Sunday, May 26, 2024

Why does curriculum alignment matter for the Tourism Industry?

MAUN, BOTSWANA – An alignment of curriculum with industry expectations and experience is a fundamental resource to enhance productivity, and consequently a key component of tourism development.

These were words shared by the Botswana Accountancy College, Industry Engagement Manager, Dr Lisbon Ketshabile to the tourism industry players recently.

In achieving this noble development, Dr Ketshabile said there is need for capacity building of students to develop requisite skills and competencies to contribute to development and growth of the sector.

Also critical is the need to have a, “continuous linkages with industry to review curriculum to align with skills demand and business local and international trends.
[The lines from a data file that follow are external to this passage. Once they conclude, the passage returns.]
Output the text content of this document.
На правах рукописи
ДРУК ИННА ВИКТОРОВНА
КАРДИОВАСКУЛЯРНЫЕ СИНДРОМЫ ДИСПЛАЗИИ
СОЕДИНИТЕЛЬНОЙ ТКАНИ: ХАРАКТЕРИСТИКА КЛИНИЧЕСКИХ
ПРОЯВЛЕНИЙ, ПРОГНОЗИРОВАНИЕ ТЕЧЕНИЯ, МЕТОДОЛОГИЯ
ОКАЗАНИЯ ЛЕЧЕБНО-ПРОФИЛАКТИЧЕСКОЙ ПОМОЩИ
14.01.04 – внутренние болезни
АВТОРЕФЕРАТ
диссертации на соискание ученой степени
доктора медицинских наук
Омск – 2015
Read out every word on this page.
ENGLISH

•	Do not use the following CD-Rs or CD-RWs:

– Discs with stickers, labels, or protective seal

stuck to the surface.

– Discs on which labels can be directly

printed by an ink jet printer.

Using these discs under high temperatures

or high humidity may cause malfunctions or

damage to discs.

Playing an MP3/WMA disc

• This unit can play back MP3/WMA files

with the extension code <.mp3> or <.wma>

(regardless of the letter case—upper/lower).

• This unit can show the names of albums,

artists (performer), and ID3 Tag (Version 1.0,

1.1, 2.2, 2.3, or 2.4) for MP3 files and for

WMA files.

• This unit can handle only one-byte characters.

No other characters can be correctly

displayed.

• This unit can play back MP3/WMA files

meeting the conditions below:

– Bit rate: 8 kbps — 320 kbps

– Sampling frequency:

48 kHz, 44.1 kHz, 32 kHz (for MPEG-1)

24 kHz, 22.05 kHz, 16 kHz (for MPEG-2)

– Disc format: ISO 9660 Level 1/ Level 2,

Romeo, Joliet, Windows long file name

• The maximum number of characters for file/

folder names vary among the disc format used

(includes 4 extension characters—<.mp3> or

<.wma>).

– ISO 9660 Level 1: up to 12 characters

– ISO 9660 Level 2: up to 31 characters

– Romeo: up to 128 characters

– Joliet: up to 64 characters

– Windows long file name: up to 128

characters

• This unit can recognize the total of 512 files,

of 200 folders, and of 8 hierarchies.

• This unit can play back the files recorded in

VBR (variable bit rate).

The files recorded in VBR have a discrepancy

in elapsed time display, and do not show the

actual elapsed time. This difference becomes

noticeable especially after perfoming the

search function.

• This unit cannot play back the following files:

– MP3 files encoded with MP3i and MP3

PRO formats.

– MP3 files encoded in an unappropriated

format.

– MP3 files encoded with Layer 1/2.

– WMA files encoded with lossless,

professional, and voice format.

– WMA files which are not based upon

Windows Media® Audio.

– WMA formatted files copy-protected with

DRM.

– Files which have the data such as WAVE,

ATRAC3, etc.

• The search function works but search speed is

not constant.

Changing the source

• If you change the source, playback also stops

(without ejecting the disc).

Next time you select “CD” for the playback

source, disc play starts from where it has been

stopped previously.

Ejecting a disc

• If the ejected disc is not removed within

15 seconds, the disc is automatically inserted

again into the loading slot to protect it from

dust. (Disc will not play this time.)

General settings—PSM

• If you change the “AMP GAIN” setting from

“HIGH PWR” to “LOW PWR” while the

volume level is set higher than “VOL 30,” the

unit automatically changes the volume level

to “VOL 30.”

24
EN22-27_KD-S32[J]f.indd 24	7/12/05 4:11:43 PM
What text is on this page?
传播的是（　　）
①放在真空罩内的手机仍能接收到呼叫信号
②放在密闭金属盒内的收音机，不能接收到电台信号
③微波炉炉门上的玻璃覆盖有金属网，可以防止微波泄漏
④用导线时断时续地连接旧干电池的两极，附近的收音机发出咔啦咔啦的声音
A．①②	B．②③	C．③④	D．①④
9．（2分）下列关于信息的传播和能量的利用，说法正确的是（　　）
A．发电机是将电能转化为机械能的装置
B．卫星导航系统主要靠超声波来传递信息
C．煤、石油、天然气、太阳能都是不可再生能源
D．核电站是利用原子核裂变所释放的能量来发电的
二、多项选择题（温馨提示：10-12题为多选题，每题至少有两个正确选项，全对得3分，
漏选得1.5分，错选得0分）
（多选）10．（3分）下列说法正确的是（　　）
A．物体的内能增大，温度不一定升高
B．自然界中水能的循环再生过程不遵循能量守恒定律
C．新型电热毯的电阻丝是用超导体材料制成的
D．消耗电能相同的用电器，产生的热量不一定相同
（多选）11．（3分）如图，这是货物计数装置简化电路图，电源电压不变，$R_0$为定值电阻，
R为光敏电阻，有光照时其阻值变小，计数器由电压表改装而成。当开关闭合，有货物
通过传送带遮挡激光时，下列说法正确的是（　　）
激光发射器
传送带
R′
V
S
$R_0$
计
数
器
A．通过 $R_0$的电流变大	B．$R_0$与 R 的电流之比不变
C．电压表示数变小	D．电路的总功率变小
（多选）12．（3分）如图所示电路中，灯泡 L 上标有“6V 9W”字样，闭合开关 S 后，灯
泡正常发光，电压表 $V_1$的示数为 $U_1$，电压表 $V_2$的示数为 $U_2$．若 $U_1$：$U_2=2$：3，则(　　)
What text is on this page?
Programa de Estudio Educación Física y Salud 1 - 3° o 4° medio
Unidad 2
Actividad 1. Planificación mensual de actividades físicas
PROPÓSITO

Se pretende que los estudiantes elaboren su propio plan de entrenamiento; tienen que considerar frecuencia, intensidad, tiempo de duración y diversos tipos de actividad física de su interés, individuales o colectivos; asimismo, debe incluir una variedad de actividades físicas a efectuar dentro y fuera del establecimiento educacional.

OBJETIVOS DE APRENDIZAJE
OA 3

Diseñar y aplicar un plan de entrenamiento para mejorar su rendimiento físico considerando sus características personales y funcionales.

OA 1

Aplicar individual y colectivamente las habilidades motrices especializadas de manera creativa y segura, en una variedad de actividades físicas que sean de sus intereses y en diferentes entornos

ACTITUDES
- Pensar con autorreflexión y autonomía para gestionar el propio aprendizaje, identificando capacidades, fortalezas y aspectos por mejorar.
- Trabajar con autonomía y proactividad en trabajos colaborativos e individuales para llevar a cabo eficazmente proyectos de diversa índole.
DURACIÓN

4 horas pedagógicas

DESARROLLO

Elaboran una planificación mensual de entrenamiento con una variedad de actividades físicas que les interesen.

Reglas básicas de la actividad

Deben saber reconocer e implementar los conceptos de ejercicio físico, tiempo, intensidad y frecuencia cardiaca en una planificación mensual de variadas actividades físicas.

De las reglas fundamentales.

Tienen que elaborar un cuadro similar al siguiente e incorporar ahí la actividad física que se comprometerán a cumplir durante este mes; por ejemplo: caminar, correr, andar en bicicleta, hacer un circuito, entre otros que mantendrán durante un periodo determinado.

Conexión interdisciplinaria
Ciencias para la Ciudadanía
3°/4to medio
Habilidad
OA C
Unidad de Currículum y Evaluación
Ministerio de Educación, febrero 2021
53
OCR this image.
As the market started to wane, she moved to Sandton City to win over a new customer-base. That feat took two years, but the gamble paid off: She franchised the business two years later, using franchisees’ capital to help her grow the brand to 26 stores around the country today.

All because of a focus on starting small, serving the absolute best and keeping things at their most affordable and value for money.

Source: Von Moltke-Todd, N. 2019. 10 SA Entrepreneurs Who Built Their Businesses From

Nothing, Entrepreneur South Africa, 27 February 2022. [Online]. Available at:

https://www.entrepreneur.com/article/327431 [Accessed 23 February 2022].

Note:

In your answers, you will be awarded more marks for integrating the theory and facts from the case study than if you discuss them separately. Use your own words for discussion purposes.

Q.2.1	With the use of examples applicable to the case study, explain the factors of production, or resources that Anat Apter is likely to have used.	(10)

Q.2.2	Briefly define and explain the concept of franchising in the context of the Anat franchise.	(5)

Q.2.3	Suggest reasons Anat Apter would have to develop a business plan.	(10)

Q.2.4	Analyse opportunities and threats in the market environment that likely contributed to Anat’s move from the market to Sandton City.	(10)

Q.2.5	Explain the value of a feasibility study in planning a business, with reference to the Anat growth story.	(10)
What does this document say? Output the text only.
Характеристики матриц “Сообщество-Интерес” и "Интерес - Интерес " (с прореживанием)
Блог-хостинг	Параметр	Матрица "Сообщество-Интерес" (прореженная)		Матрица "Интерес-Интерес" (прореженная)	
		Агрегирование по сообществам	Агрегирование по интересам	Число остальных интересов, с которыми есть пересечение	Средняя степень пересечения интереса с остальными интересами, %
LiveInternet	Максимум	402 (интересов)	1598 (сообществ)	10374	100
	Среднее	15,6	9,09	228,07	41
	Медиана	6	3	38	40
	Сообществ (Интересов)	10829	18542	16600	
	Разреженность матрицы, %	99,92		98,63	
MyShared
Strategic partnerships with industry to provide opportunities for student attachment and internship such that they gain practical experience.”

It is also of importance to train students to understand and explore various forms of tourism and how they can contribute to the diversification of the economy, which currently is most reliant on diamonds mining.

The training will further provide students with comprehensive knowledge, professional and practical skills to be employable and or venture into their own business.

Botswana has for the longest time been ranked poorly in productivity and work ethics, by the world competitiveness reports, these remain the burning issues for the business community at large. There is still high expenditure on education but low quality, low relevance, lack of soft skills. Graduates form tertiary institutions are termed to be too theoretical than more practical training.

It is for these reasons that the Human Resource Development Council (HRDC) will come up with a one-stop-shop for employment/unemployment trends, rate of skill-job vacancy mismatches, educational attainment and illiteracy, wages and compensation costs as well as sector-employment-intensity.

HRDC objectively looks to provide policy advice on all matters of the National Human Resource Development; Co-ordinate and promote the implementation of the National Human Resource Development Strategy; Prepare the National Human Resource Development Plans; and Plan and advice on tertiary education financing and workplace learning.

The HRDC Chief Executive Officer, Dr Raphel Dingalo revealed that part of the Council’s agenda going forward is to develop memorandum of Understandings and Agreements with stakeholders by 31st March 2019.

Such stakeholders include, Tertiary Education Institutions, Botswana Unified Revenue Services, Statistics Botswana, Department of Public Service Management, Ministry of Education and Skills Development amongst others.

“We will also put in place ICT equipment and system necessary by 31st March 2019 and test and pilot the Labour Market Observatory system and rollout by 31st July 2019,” said Dr Dingalo.

LMO was launched in 2010 to ensure collection of all information regarding the labour market; analysis of information; storage of information in a systematic and easily retrievable manner; updating of information and making forecasts and information dissemination.

Going forward, Dr Ketshabile called on the need for an alliance between business and education to meet to align skills required with curriculum as well as the diverse career opportunities in the tourism industry.

“A formalized partnership between academics and BTO as destination management will be instrumental in linking academic research with industry needs to ensure research conducted at tertiary education can provide impactful solutions to grow the industry,” he said.